Update 7:30 a.m. “It’s the only reason to win a Nobel Prize,” replied Saul Perlmutter to Berkeleyside during a teleconference early this morning. The new Nobel laureate was replying to our question about when he would receive the prized NL parking permit, reserved for laureates on the Berkeley campus. He expects to pick it up today, he said.
Perlmutter said he first heard about the prize when his phone rang at 2:45 a.m. this morning. A Swedish reporter asked him, “How do you feel?” “How do I feel about what?” Perlmutter replied. Perlmutter’s wife hurried to check the web to see if the call was a hoax. The Royal Swedish Academy of Sciences reached Perlmutter at about 3:15 a.m. with the official call.
Perlmutter said the academy had called the wrong cellphone number earlier, because one of his colleagues, a Swedish physicist, still had an old number in his contact list.
The discovery that led to the prize was described by Perlmutter as “the slowest aha moment you’ve ever heard”. He explained how he and his team spent four months sifting data from their observations of type 1a supernovae, expecting that further calibration would allow the data to plot “where we expected it to”. Instead, the data were absolutely in contradiction to “the elements of physics that we knew about”.
“This was a big shock,” Perlmutter said.
Perlmutter said that for the last 12 years, since the announcement of the joint discovery by his team and Schmidt and Reiss’s team, there had been an average of one paper per day by theoretical astrophysicists trying to explain the acceleration of the universe’s expansion. “We have no idea why it’s speeding up,” he said.
He also said that “it’s been a full-time job ever since” for him to find experimental ways to understand the discovery.
“If we can understand something new about our universe, we have no idea where it’s going to lead us,” Perlmutter said.
Original post 5:59 a.m. Saul Perlmutter, Professor of Physics at the University of California Berkeley and an astrophysicist at Berkeley National Lab, was awarded the Nobel Prize for Physics today “for the discovery of the accelerating expansion of the universe through observations of distant supernovae.”
The Royal Swedish Academy of Sciences awarded half of this year’s prize to Perlmutter and the other half jointly to Brian Schmidt from Australian National University and Adam Reiss from Johns Hopkins University and the Space Telescope Science Institute.
Perlmutter and Schmidt and Reiss separately announced their findings in 1998 that the expansion of the universe was expanding at an ever-accelerating rate, not slowing down as previously thought.

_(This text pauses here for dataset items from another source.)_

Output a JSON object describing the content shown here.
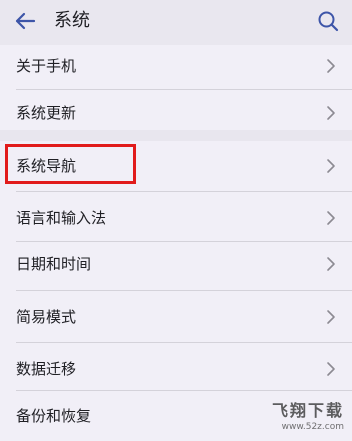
{
  "header": {
    "title": "系统",
    "back_icon": "back-arrow-icon",
    "search_icon": "search-icon",
    "accent_color": "#3d55a8"
  },
  "menu": {
    "groups": [
      {
        "items": [
          {
            "label": "关于手机",
            "icon": "chevron-right-icon"
          },
          {
            "label": "系统更新",
            "icon": "chevron-right-icon"
          }
        ]
      },
      {
        "items": [
          {
            "label": "系统导航",
            "icon": "chevron-right-icon",
            "highlighted": true
          },
          {
            "label": "语言和输入法",
            "icon": "chevron-right-icon"
          },
          {
            "label": "日期和时间",
            "icon": "chevron-right-icon"
          },
          {
            "label": "简易模式",
            "icon": "chevron-right-icon"
          },
          {
            "label": "数据迁移",
            "icon": "chevron-right-icon"
          },
          {
            "label": "备份和恢复",
            "icon": "chevron-right-icon"
          }
        ]
      }
    ]
  },
  "annotation": {
    "highlight_color": "#e11b1b"
  },
  "watermark": {
    "main": "飞翔下载",
    "sub": "www.52z.com"
  }
}
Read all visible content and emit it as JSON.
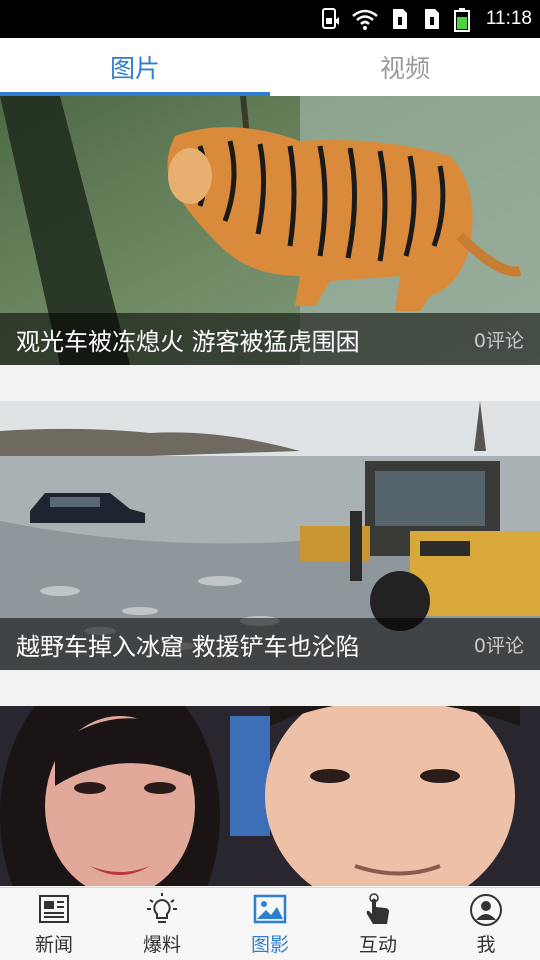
{
  "status_bar": {
    "time": "11:18",
    "icons": [
      "sim-card-icon",
      "wifi-icon",
      "sim-1-icon",
      "sim-2-icon",
      "battery-icon"
    ]
  },
  "tabs": [
    {
      "label": "图片",
      "active": true
    },
    {
      "label": "视频",
      "active": false
    }
  ],
  "feed": [
    {
      "title": "观光车被冻熄火 游客被猛虎围困",
      "comments": "0评论",
      "image": "tiger-photo"
    },
    {
      "title": "越野车掉入冰窟 救援铲车也沦陷",
      "comments": "0评论",
      "image": "frozen-lake-loader-photo"
    },
    {
      "title": "",
      "comments": "",
      "image": "couple-selfie-photo"
    }
  ],
  "bottom_nav": [
    {
      "label": "新闻",
      "icon": "newspaper-icon",
      "active": false
    },
    {
      "label": "爆料",
      "icon": "lightbulb-icon",
      "active": false
    },
    {
      "label": "图影",
      "icon": "picture-icon",
      "active": true
    },
    {
      "label": "互动",
      "icon": "touch-hand-icon",
      "active": false
    },
    {
      "label": "我",
      "icon": "user-profile-icon",
      "active": false
    }
  ],
  "colors": {
    "accent": "#2f7fd0",
    "inactive_tab": "#9a9a9a",
    "status_bar": "#000000"
  }
}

Both teams had been analyzing light from type 1a supernovae: the discovery that the light was weaker than expected led them to their conclusion.
As the Royal Swedish Academy of Sciences put it in its announcement today: “The acceleration is thought to be driven by dark energy, but what that dark energy is remains an enigma — perhaps the greatest in physics today. What is known is that dark energy constitutes about three quarters of the Universe. Therefore the findings of the 2011 Nobel Laureates in Physics have helped to unveil a Universe that to a large extent is unknown to science. And everything is possible again.”
Perlmutter, 52, was born in Illinois, did his undergraduate work at Harvard and his PhD at Berkeley. In addition to teaching at the university, he runs the Supernova Cosmology Project at LBL. He has won numerous other prestigious scientific prizes for his work. Earlier this year, Perlmutter and Schmidt shared this year’s Albert Einstein Medal.